Amazon-Ansiedlung
Etwas Licht und viel Schatten

Oelde -

Skepsis herrschte vor beim Salongespräch über die Amazon-Ansiedlung im interkommunalen Gewerbegebiet Aurea, zu dem die Kreistagsfraktion der Grünen nach Oelde eingeladen hatte.
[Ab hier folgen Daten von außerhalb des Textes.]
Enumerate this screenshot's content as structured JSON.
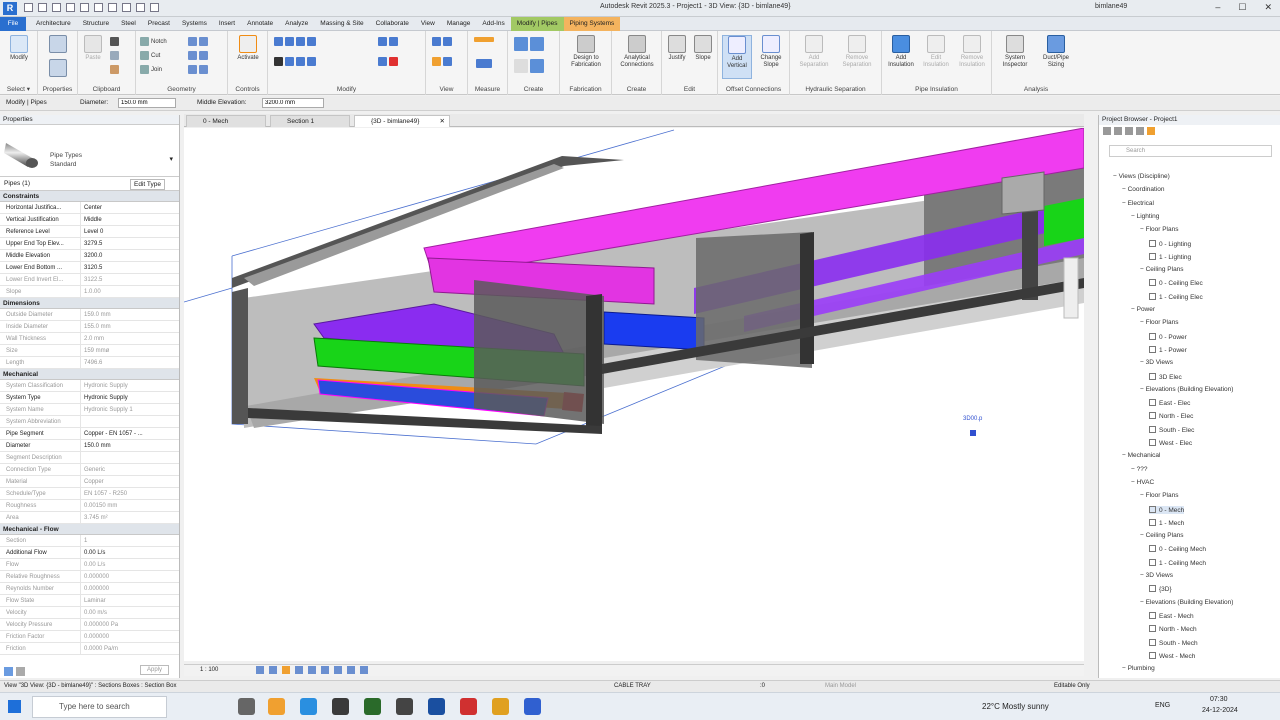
{
  "window": {
    "title": "Autodesk Revit 2025.3 - Project1 - 3D View: {3D - bimlane49}",
    "user": "bimlane49",
    "controls": [
      "–",
      "☐",
      "✕"
    ]
  },
  "menu": {
    "tabs": [
      "File",
      "Architecture",
      "Structure",
      "Steel",
      "Precast",
      "Systems",
      "Insert",
      "Annotate",
      "Analyze",
      "Massing & Site",
      "Collaborate",
      "View",
      "Manage",
      "Add-Ins",
      "Modify | Pipes",
      "Piping Systems"
    ]
  },
  "ribbon": {
    "groups": [
      "Select",
      "Properties",
      "Clipboard",
      "Geometry",
      "Controls",
      "Modify",
      "View",
      "Measure",
      "Create",
      "Fabrication",
      "Create",
      "Edit",
      "Offset Connections",
      "Hydraulic Separation",
      "Pipe Insulation",
      "Analysis"
    ],
    "buttons": {
      "modify": "Modify",
      "paste": "Paste",
      "activate": "Activate",
      "design_to_fab": "Design to Fabrication",
      "analytical": "Analytical Connections",
      "justify": "Justify",
      "slope": "Slope",
      "add_vertical": "Add Vertical",
      "change_slope": "Change Slope",
      "add_sep": "Add Separation",
      "remove_sep": "Remove Separation",
      "add_ins": "Add Insulation",
      "edit_ins": "Edit Insulation",
      "remove_ins": "Remove Insulation",
      "sys_inspector": "System Inspector",
      "duct_sizing": "Duct/Pipe Sizing"
    },
    "small": {
      "notch": "Notch",
      "cut": "Cut",
      "join": "Join"
    },
    "select_label": "Select ▾"
  },
  "options": {
    "context": "Modify | Pipes",
    "diameter_label": "Diameter:",
    "diameter": "150.0 mm",
    "elev_label": "Middle Elevation:",
    "elev": "3200.0 mm"
  },
  "properties": {
    "title": "Properties",
    "type_family": "Pipe Types",
    "type_name": "Standard",
    "instance": "Pipes (1)",
    "edit_type": "Edit Type",
    "sections": [
      {
        "name": "Constraints",
        "rows": [
          [
            "Horizontal Justifica...",
            "Center",
            0
          ],
          [
            "Vertical Justification",
            "Middle",
            0
          ],
          [
            "Reference Level",
            "Level 0",
            0
          ],
          [
            "Upper End Top Elev...",
            "3279.5",
            0
          ],
          [
            "Middle Elevation",
            "3200.0",
            0
          ],
          [
            "Lower End Bottom ...",
            "3120.5",
            0
          ],
          [
            "Lower End Invert El...",
            "3122.5",
            1
          ],
          [
            "Slope",
            "1.0.00",
            1
          ]
        ]
      },
      {
        "name": "Dimensions",
        "rows": [
          [
            "Outside Diameter",
            "159.0 mm",
            1
          ],
          [
            "Inside Diameter",
            "155.0 mm",
            1
          ],
          [
            "Wall Thickness",
            "2.0 mm",
            1
          ],
          [
            "Size",
            "159 mmø",
            1
          ],
          [
            "Length",
            "7496.6",
            1
          ]
        ]
      },
      {
        "name": "Mechanical",
        "rows": [
          [
            "System Classification",
            "Hydronic Supply",
            1
          ],
          [
            "System Type",
            "Hydronic Supply",
            0
          ],
          [
            "System Name",
            "Hydronic Supply 1",
            1
          ],
          [
            "System Abbreviation",
            "",
            1
          ],
          [
            "Pipe Segment",
            "Copper - EN 1057 - ...",
            0
          ],
          [
            "Diameter",
            "150.0 mm",
            0
          ],
          [
            "Segment Description",
            "",
            1
          ],
          [
            "Connection Type",
            "Generic",
            1
          ],
          [
            "Material",
            "Copper",
            1
          ],
          [
            "Schedule/Type",
            "EN 1057 - R250",
            1
          ],
          [
            "Roughness",
            "0.00150 mm",
            1
          ],
          [
            "Area",
            "3.745 m²",
            1
          ]
        ]
      },
      {
        "name": "Mechanical - Flow",
        "rows": [
          [
            "Section",
            "1",
            1
          ],
          [
            "Additional Flow",
            "0.00 L/s",
            0
          ],
          [
            "Flow",
            "0.00 L/s",
            1
          ],
          [
            "Relative Roughness",
            "0.000000",
            1
          ],
          [
            "Reynolds Number",
            "0.000000",
            1
          ],
          [
            "Flow State",
            "Laminar",
            1
          ],
          [
            "Velocity",
            "0.00 m/s",
            1
          ],
          [
            "Velocity Pressure",
            "0.000000 Pa",
            1
          ],
          [
            "Friction Factor",
            "0.000000",
            1
          ],
          [
            "Friction",
            "0.0000 Pa/m",
            1
          ]
        ]
      }
    ],
    "apply": "Apply"
  },
  "tabs": [
    {
      "label": "0 - Mech",
      "active": false
    },
    {
      "label": "Section 1",
      "active": false
    },
    {
      "label": "{3D - bimlane49}",
      "active": true
    }
  ],
  "viewport": {
    "tag": "3D00.p",
    "viewbar_scale": "1 : 100"
  },
  "browser": {
    "title": "Project Browser - Project1",
    "search": "Search",
    "nodes": [
      [
        "Views (Discipline)",
        0,
        0,
        0
      ],
      [
        "Coordination",
        1,
        0,
        0
      ],
      [
        "Electrical",
        1,
        0,
        0
      ],
      [
        "Lighting",
        2,
        0,
        0
      ],
      [
        "Floor Plans",
        3,
        0,
        0
      ],
      [
        "0 - Lighting",
        4,
        1,
        0
      ],
      [
        "1 - Lighting",
        4,
        1,
        0
      ],
      [
        "Ceiling Plans",
        3,
        0,
        0
      ],
      [
        "0 - Ceiling Elec",
        4,
        1,
        0
      ],
      [
        "1 - Ceiling Elec",
        4,
        1,
        0
      ],
      [
        "Power",
        2,
        0,
        0
      ],
      [
        "Floor Plans",
        3,
        0,
        0
      ],
      [
        "0 - Power",
        4,
        1,
        0
      ],
      [
        "1 - Power",
        4,
        1,
        0
      ],
      [
        "3D Views",
        3,
        0,
        0
      ],
      [
        "3D Elec",
        4,
        1,
        0
      ],
      [
        "Elevations (Building Elevation)",
        3,
        0,
        0
      ],
      [
        "East - Elec",
        4,
        1,
        0
      ],
      [
        "North - Elec",
        4,
        1,
        0
      ],
      [
        "South - Elec",
        4,
        1,
        0
      ],
      [
        "West - Elec",
        4,
        1,
        0
      ],
      [
        "Mechanical",
        1,
        0,
        0
      ],
      [
        "???",
        2,
        0,
        0
      ],
      [
        "HVAC",
        2,
        0,
        0
      ],
      [
        "Floor Plans",
        3,
        0,
        0
      ],
      [
        "0 - Mech",
        4,
        1,
        1
      ],
      [
        "1 - Mech",
        4,
        1,
        0
      ],
      [
        "Ceiling Plans",
        3,
        0,
        0
      ],
      [
        "0 - Ceiling Mech",
        4,
        1,
        0
      ],
      [
        "1 - Ceiling Mech",
        4,
        1,
        0
      ],
      [
        "3D Views",
        3,
        0,
        0
      ],
      [
        "{3D}",
        4,
        1,
        0
      ],
      [
        "Elevations (Building Elevation)",
        3,
        0,
        0
      ],
      [
        "East - Mech",
        4,
        1,
        0
      ],
      [
        "North - Mech",
        4,
        1,
        0
      ],
      [
        "South - Mech",
        4,
        1,
        0
      ],
      [
        "West - Mech",
        4,
        1,
        0
      ],
      [
        "Plumbing",
        1,
        0,
        0
      ]
    ]
  },
  "status": {
    "left": "View \"3D View: {3D - bimlane49}\" : Sections Boxes : Section Box",
    "mid": "CABLE TRAY",
    "zero": ":0",
    "model": "Main Model",
    "editable": "Editable Only"
  },
  "taskbar": {
    "search": "Type here to search",
    "weather": "22°C  Mostly sunny",
    "lang": "ENG",
    "time": "07:30",
    "date": "24-12-2024"
  },
  "colors": {
    "magenta": "#f03cf0",
    "purple": "#8a2cf0",
    "green": "#18d418",
    "blue": "#1a3cf0",
    "orange": "#f08c14",
    "red": "#f01414",
    "accent": "#2a6fcf"
  }
}
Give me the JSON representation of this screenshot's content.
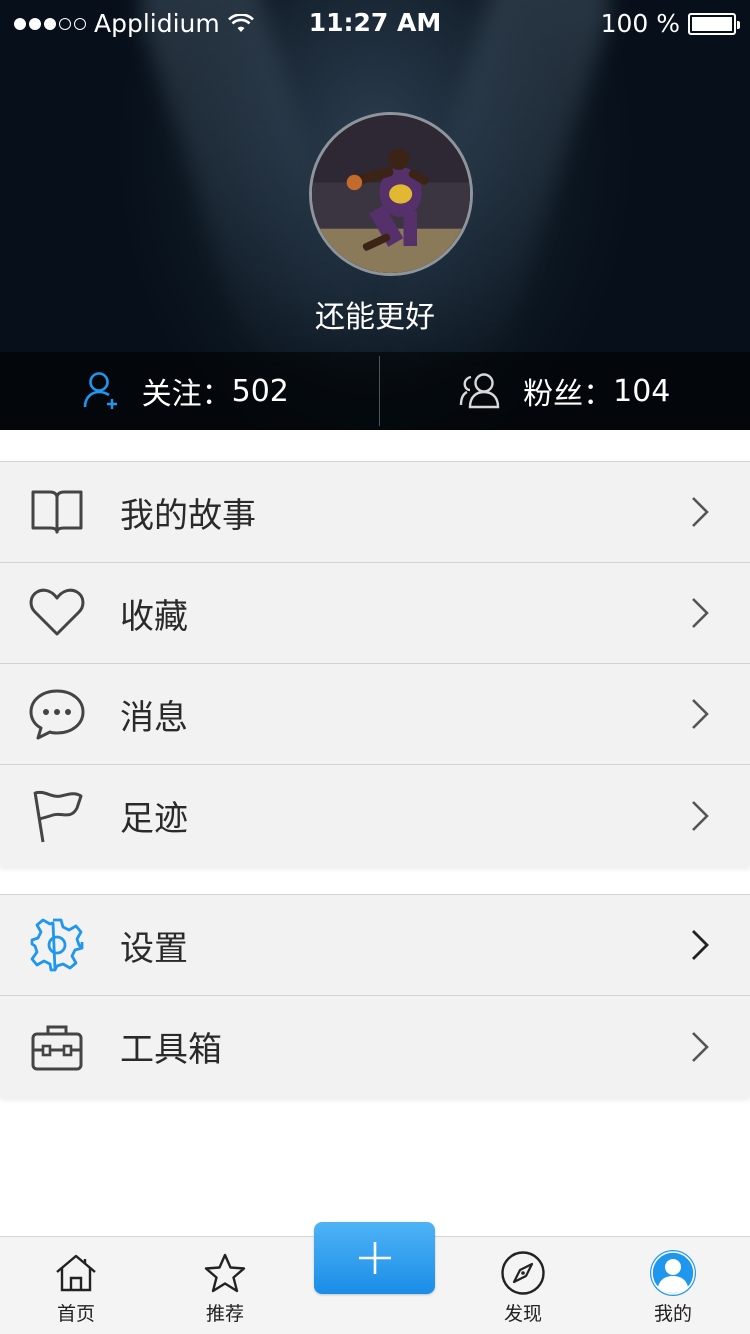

Samstag, 07.10.2017, 16:37 Uhr
Veröffentlicht: Samstag, 07.10.2017, 07:02 Uhr
Zuletzt bearbeitet: Samstag, 07.10.2017, 16:37 Uhr
Amazon-Ansiedlung: Etwas Licht und viel Schatten
Foto: dpa

Skepsis herrschte vor beim Salongespräch über die Amazon-Ansiedlung im interkommunalen Gewerbegebiet Aurea, zu dem die Kreistagsfraktion der Grünen nach Oelde eingeladen hatte. Dabei ging es nicht allein um die Qualität der Arbeitsplätze, sondern auch um Kosten, die durch die Ansiedlung auf die beteiligten Gemeinden zukommen könnten. Mangelnde politische Einflussmöglichkeit auf die Entscheidung, Amazon anzusiedeln und fehlende Transparenz in der Planung standen beim Publikum in der Kritik.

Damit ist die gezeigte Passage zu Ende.